I want to read and learn all I can, write thoughtfully and truthfully, live according to reason and ever more mature wisdom, and savor every wonderful little gift of life.
I am one of those old-fashioned lovers of paper books—you know the type. We want to hold physical books in our hands and look at them on our bookshelves; we want to flip through the pages and smell the paper. We don’t want to look at a screen for reading, no matter how well the screen imitates the look of paper. We get annoyed when our friends and family try to persuade us to convert to ebooks, giving us unwanted e-readers for Christmas or repeatedly listing the benefits of ebooks, which we already know: yes, you can take your library anywhere and download new books on the go; no, you never struggle with holding awkwardly-sized books or not having enough light to read by; and so on. We’re glad for you. We just like our physical books. Please, just let us be.
But this is all old news.
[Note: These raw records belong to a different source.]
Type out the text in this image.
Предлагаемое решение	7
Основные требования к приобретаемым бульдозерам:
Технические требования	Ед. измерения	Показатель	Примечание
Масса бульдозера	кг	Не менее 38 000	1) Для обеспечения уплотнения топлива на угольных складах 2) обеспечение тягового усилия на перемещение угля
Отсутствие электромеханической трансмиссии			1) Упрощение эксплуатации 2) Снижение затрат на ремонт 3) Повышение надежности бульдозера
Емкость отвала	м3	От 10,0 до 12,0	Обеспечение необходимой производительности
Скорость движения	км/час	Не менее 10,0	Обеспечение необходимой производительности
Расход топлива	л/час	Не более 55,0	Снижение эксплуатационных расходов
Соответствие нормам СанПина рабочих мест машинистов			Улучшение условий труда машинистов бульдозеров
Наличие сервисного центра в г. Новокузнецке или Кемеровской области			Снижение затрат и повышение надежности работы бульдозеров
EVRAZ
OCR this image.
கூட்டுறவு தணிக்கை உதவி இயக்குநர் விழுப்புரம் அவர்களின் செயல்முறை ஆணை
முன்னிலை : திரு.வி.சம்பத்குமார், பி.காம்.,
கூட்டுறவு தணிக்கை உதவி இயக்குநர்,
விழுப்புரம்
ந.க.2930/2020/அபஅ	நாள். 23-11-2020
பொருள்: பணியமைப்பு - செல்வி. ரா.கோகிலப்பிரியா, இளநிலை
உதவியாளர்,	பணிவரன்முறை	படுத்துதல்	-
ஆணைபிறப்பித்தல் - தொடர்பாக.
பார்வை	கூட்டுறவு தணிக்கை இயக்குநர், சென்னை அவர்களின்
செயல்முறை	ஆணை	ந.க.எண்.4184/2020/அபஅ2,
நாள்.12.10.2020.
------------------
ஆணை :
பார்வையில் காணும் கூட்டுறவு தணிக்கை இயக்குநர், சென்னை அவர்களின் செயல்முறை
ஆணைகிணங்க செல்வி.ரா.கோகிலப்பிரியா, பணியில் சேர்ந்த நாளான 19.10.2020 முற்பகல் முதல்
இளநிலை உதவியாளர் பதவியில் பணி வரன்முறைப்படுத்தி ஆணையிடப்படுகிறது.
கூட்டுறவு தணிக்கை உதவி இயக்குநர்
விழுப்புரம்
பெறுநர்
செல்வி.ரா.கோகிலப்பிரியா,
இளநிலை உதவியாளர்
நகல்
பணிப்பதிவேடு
What I really have to say is something that occurred to me recently—a reason to be very glad that so many people read ebooks now, even though I don’t: because fewer physical books will need to be printed, as this trend continues, so less paper will be needed, and more trees will be saved, and our environment will be that much healthier!
Plus, there’s the fact that the up-and-coming generations will have the world of books accessible to them in the way they prefer—on a screen—and what’s better than reading? Not much, in my opinion!
So then, hooray for ebooks! But I’m still going to be one of the non-tree-saving people buying paper books, which I doubt will ever be entirely eliminated—so there’s no need to be defensive about it, anyway, except when someone tries to push me to read ebooks when I don’t want to. So, everyone, keep your e-readers, please!